"Street medicines kill". Beyond this slogan displayed by a pharmacy in Dakar, the figures are staggering: 800,000 Africans die each year from street medicines.
800,000 deaths that could have been avoided with a political will to combat trafficking that was estimated a few years ago at US$200 billion worldwide and of which we know the main facilitators including China and India.
African governments are not insensitive to the problem of trafficking in fake medicines, as some countries such as Burkina Faso and Guinea signed the MEDICRIME Convention, which criminalizes the manufacture and distribution of fake medicines.
Unfortunately, they often lack firmness in the law enforcement and sanctions where they exist.
Under the impetus of the Brazzaville Foundation, five African states, including Congo, Ghana, Niger, Senegal and Togo, take the bull by the horns by launching a new initiative to combat the trafficking of counterfeit and poor quality medicines on the African continent.
Through this initiative, the aim is to help curb the trafficking of fake medicines, through the introduction of legislation criminalising this trafficking and criminal sanctions, with the above all ensuring that they are strictly enforced.
The Brazzaville Foundation, which is behind this initiative, is an independent non-profit organisation based in London and registered with the Charity Commission UK.
Over the past two years, it has tried to raise awareness of the serious harm caused by the rapid development of the trafficking of falsified and poor quality medicines on people’s health in African countries.
For the Foundation, "it is also clear that this trafficking is more and more used to finance terrorism and transnational crime and therefore poses a serious threat to public safety".
The Foundation said that "for the first time, it is not international organizations or non-governmental organizations that are launching an initiative to eradicate this deadly trafficking, but African heads of state themselves".

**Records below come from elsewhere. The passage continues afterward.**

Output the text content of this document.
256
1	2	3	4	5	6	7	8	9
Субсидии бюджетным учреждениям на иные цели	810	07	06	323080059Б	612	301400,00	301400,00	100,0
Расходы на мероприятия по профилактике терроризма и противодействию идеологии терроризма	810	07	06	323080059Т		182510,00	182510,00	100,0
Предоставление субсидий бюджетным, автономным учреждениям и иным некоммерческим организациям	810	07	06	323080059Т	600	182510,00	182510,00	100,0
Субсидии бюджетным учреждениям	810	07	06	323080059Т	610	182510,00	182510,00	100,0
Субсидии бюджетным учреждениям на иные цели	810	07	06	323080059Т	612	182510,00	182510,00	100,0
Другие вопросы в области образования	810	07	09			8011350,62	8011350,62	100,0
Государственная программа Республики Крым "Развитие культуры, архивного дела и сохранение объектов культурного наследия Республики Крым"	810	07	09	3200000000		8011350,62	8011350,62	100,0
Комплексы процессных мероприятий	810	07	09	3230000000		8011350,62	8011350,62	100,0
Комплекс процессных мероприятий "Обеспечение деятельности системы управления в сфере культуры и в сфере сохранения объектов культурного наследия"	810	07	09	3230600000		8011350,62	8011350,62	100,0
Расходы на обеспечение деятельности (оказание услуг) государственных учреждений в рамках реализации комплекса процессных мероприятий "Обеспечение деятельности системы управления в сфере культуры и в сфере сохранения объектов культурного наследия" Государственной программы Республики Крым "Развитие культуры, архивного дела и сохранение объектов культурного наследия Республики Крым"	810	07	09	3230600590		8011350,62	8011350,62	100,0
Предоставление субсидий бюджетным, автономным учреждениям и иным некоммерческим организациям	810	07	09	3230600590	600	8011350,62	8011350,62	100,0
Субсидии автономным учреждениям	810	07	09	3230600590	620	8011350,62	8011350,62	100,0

The heads of state involved in the initiative agreed to confirm their political commitment at a meeting to be held on 8 and 9 October in Lomé, Togo, where they will sign a Memorandum of Understanding (MoU) and approve a detailed Action Plan, with a clearly defined timetable.
The aim of this initiative is to quickly introduce legislation to criminalise the trafficking of counterfeit and poor quality medicines and to ensure that this legislation is harmonized between the Parties in the MoU.
PANA took this opportunity to open a dossier on the issue of trafficking in fake medicines on the African continent from this Friday, 13 September.